New financial reporting option for small- and medium-sized entities announced

The "Financial Reporting Framework for Small- and Medium-Sized Entities" (SME framework) from the American Institute of Certified Public Accountants (AICPA) is intended to ease reporting for smaller, privately held, owner-managed businesses that are not required to follow Generally Accepted Accounting Principles (GAAP). The goal of the framework is to help these businesses clearly and concisely report what they own, what they owe, and their cash flow.

Framework background

Drawing on a blend of traditional methods of accounting and some accrual income tax methods, the SME framework addresses the issues and concerns stakeholders currently encounter when preparing financial statements for SMEs. The AICPA believes the SME framework to be a cost-efficient solution for management, owners, and others who require financial statements that are prepared in a consistent and reliable manner in accordance with a non-GAAP framework, one which has undergone significant public comment and professional scrutiny. Two of the most frequently used special purpose frameworks, the cash basis and tax basis of accounting, have not undergone such public exposure and professional scrutiny.
 
The SME framework has no official or authoritative status and the AICPA has made it clear that the SME framework is not meant to replace GAAP. It is for those entities that do not require GAAP reporting.

Advantages of the framework for non-GAAP businesses

In contrast to GAAP’s prescriptive, detailed standards and voluminous disclosure requirements, the new option is a streamlined framework providing the financial information that is relevant to owner-managed SMEs and their external stakeholders (including lenders), focused on the performance of the SME and its assets, liabilities, and cash flows. The key measures of a business and its creditworthiness that will be reported include profitability, cash available, and assets to cover expenses.
 
The framework is constructed of accounting principles particularly suited for a typical SME. It:

  • Uses historical cost as its primary measurement basis; therefore, reducing the number of complicated fair value measurements required,
  • Reduces book-to-tax differences,
  • Does not require complicated accounting for derivatives, hedging activities, or stock compensation, and
  • Targets its disclosure requirements to provide users of financial statements with the relevant information they need, while recognizing that those users can obtain additional information from management if they desire.

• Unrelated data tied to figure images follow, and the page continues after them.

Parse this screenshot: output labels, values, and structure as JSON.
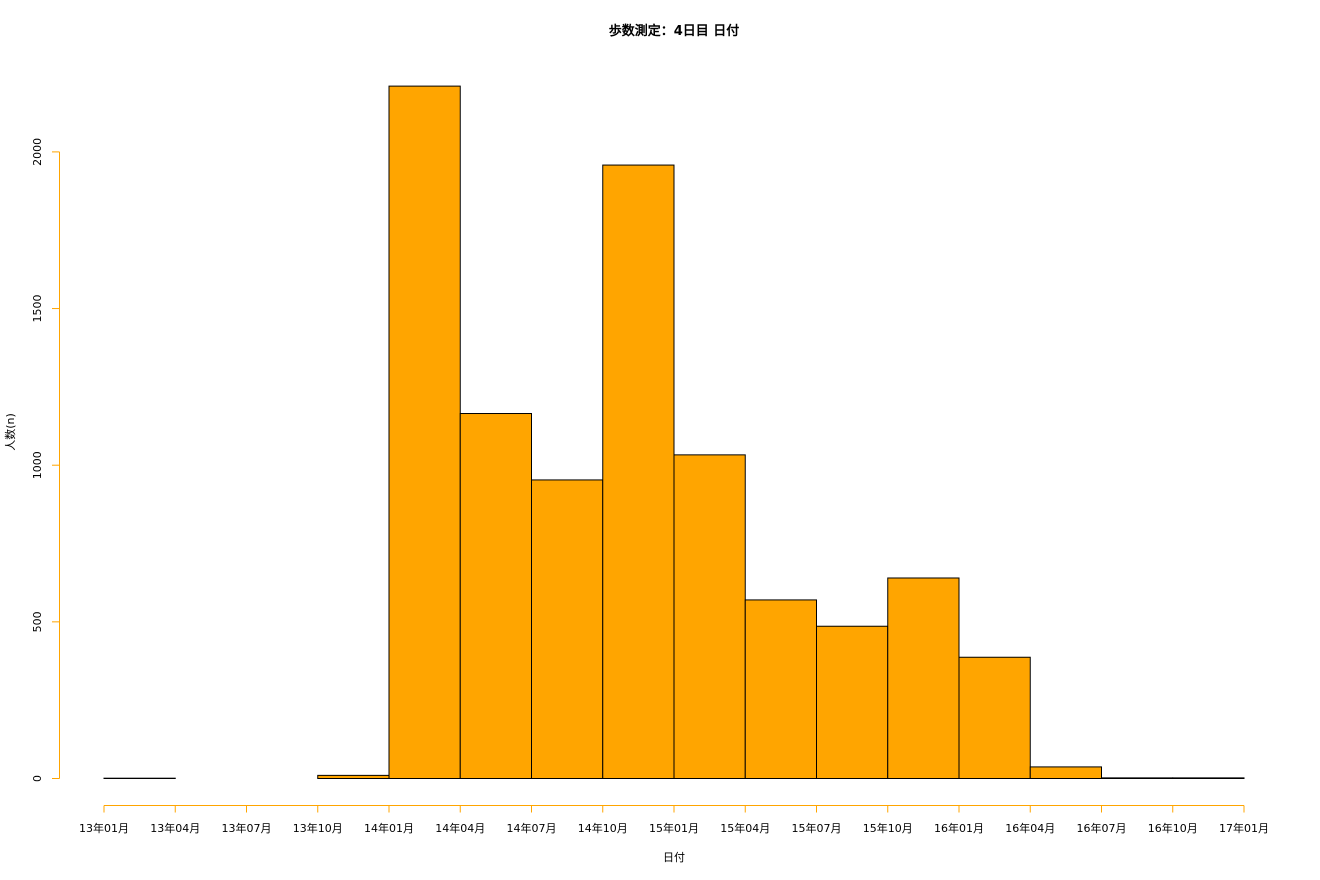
{
  "chart_data": {
    "type": "bar",
    "title": "歩数測定：4日目 日付",
    "xlabel": "日付",
    "ylabel": "人数(n)",
    "ylim": [
      0,
      2200
    ],
    "yticks": [
      0,
      500,
      1000,
      1500,
      2000
    ],
    "x_tick_labels": [
      "13年01月",
      "13年04月",
      "13年07月",
      "13年10月",
      "14年01月",
      "14年04月",
      "14年07月",
      "14年10月",
      "15年01月",
      "15年04月",
      "15年07月",
      "15年10月",
      "16年01月",
      "16年04月",
      "16年07月",
      "16年10月",
      "17年01月"
    ],
    "bins": [
      {
        "start": "13年01月",
        "end": "13年04月",
        "value": 1
      },
      {
        "start": "13年04月",
        "end": "13年07月",
        "value": 0
      },
      {
        "start": "13年07月",
        "end": "13年10月",
        "value": 0
      },
      {
        "start": "13年10月",
        "end": "14年01月",
        "value": 10
      },
      {
        "start": "14年01月",
        "end": "14年04月",
        "value": 2210
      },
      {
        "start": "14年04月",
        "end": "14年07月",
        "value": 1165
      },
      {
        "start": "14年07月",
        "end": "14年10月",
        "value": 953
      },
      {
        "start": "14年10月",
        "end": "15年01月",
        "value": 1958
      },
      {
        "start": "15年01月",
        "end": "15年04月",
        "value": 1033
      },
      {
        "start": "15年04月",
        "end": "15年07月",
        "value": 570
      },
      {
        "start": "15年07月",
        "end": "15年10月",
        "value": 486
      },
      {
        "start": "15年10月",
        "end": "16年01月",
        "value": 640
      },
      {
        "start": "16年01月",
        "end": "16年04月",
        "value": 387
      },
      {
        "start": "16年04月",
        "end": "16年07月",
        "value": 37
      },
      {
        "start": "16年07月",
        "end": "16年10月",
        "value": 2
      },
      {
        "start": "16年10月",
        "end": "17年01月",
        "value": 2
      }
    ],
    "colors": {
      "bar_fill": "#FFA500",
      "bar_stroke": "#000000",
      "axis": "#FFA500"
    }
  }
}
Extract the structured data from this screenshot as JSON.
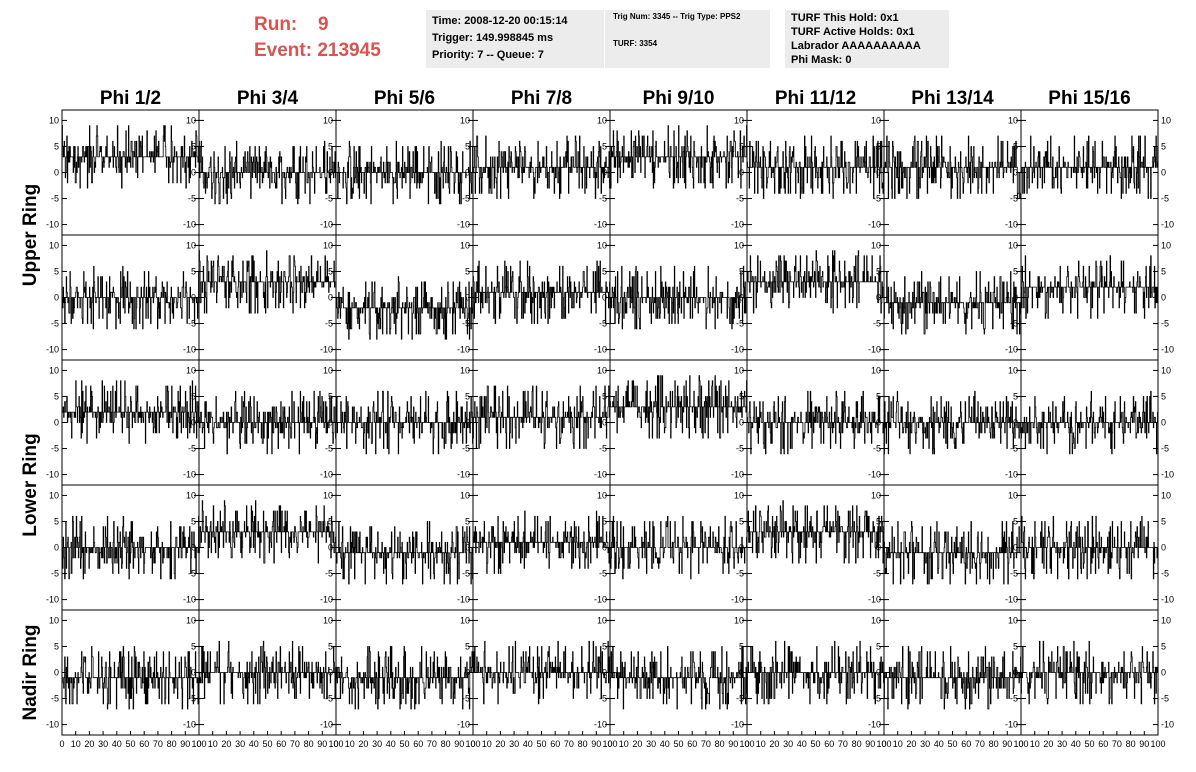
{
  "header": {
    "run_label": "Run:",
    "run_value": "9",
    "event_label": "Event:",
    "event_value": "213945",
    "time": "Time: 2008-12-20 00:15:14",
    "trigger": "Trigger: 149.998845 ms",
    "priority": "Priority: 7 -- Queue: 7",
    "trig_num": "Trig Num: 3345 -- Trig Type: PPS2",
    "turf": "TURF: 3354",
    "turf_this_hold": "TURF This Hold: 0x1",
    "turf_active_holds": "TURF Active Holds: 0x1",
    "labrador": "Labrador AAAAAAAAAA",
    "phi_mask": "Phi Mask: 0",
    "run_color": "#d9534f",
    "box_color": "#ececec"
  },
  "chart_data": {
    "type": "line",
    "layout": "grid of 5 rows x 8 columns of waveform panels",
    "columns": [
      "Phi 1/2",
      "Phi 3/4",
      "Phi 5/6",
      "Phi 7/8",
      "Phi 9/10",
      "Phi 11/12",
      "Phi 13/14",
      "Phi 15/16"
    ],
    "rows": [
      {
        "label": "Upper Ring",
        "panels": 2
      },
      {
        "label": "Lower Ring",
        "panels": 2
      },
      {
        "label": "Nadir Ring",
        "panels": 1
      }
    ],
    "xlim": [
      0,
      100
    ],
    "ylim": [
      -12,
      12
    ],
    "x_ticks": [
      0,
      10,
      20,
      30,
      40,
      50,
      60,
      70,
      80,
      90,
      100
    ],
    "x_tick_labels": [
      "0",
      "10",
      "20",
      "30",
      "40",
      "50",
      "60",
      "70",
      "80",
      "90",
      "100"
    ],
    "y_ticks": [
      10,
      5,
      0,
      -5,
      -10
    ],
    "y_tick_labels": [
      "10",
      "5",
      "0",
      "-5",
      "-10"
    ],
    "samples_per_trace": 260,
    "panel_baselines": [
      [
        3,
        0,
        0,
        1,
        3,
        1,
        1,
        1
      ],
      [
        0,
        3,
        -2,
        1,
        0,
        3,
        -1,
        2
      ],
      [
        2,
        0,
        0,
        1,
        3,
        0,
        0,
        0
      ],
      [
        0,
        3,
        -1,
        1,
        0,
        3,
        -1,
        0
      ],
      [
        -1,
        0,
        -1,
        0,
        -1,
        0,
        -1,
        0
      ]
    ],
    "line_color": "#000000",
    "grid": false
  }
}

It also provides a degree of flexibility to allow SMEs to appropriately communicate their situations to financial statement users with those users’ specific needs in mind.

Who should use the framework?

The framework does not specifically define "SME" or provide quantified size criteria; however, the AICPA has identified several characteristics of typical entities that could use the SME framework – an entity that:

  • Is not subject to regulatory reporting requirements that essentially require it to use GAAP-based financial statements,
  • Does not intend to go public,
  • Is for-profit,
  • May be owner-managed, meaning a closely held company where the individuals with a controlling ownership interest are substantially the same people who run the company (as opposed to public companies where the ownership and the management are clearly separated),
  • Has owners and managers who rely on a set of financial statements to confirm their assessments of performance, cash flows, what they own, and what they owe,
  • Does not operate in an industry where it is involved in transactions that require highly specialized accounting guidance (for example, financial institutions or governmental entities),
  • Does not engage in overly complicated transactions, and
  • Does not have significant foreign operations.

Users of the entity’s financial statements are also considered in the AICPA’s cited characteristics. The framework could be appropriate if key users have direct access to the entity’s management and users are primarily interested in cash flows, liquidity, statement of financial position strength, and interest coverage. It could also be appropriate if the entity’s banker does not base lending decisions solely on financial statements, but also on available collateral or other evaluation mechanisms not directly related to the financial statements.
 
The framework is appropriate for entities in most industry groups and both unincorporated and incorporated entities. Moreover, the AICPA has stated that it does not intend to exclude entities that are not owner-managed from using the framework.

Additional private company proposals for GAAP businesses

On the same day the AICPA’s SME framework was released, the Financial Accounting Standards Board (FASB) endorsed three proposals from the Private Company Council (PCC) that would ease accounting requirements for privately held companies. The PCC is focused on modifications to GAAP for private companies that need or are required to have financial statements prepared in accordance with GAAP.
 
Both FASB and the PCC are working together through the Financial Accounting Foundation to identify opportunities to enhance the relevance to users and reduce the cost and complexity of preparing private company financial statements under GAAP.
 
The endorsed proposals would:

  • Provide relief from requirements that certain intangible assets acquired in a business combination be separately recognized,
  • Allow the amortization of goodwill and a simplified goodwill impairment model, and
  • Allow two simpler approaches to accounting for certain types of interest rate swaps when a private company intends to economically convert the interest rate on its debt from variable to fixed.

Considering the AICPA’s SME framework

Due to the potential long-term implications of adopting the SME framework, companies should talk with their financial statement users and perform thorough analyses of adoption costs and benefits before reaching final conclusions on its appropriateness for their financial reporting needs.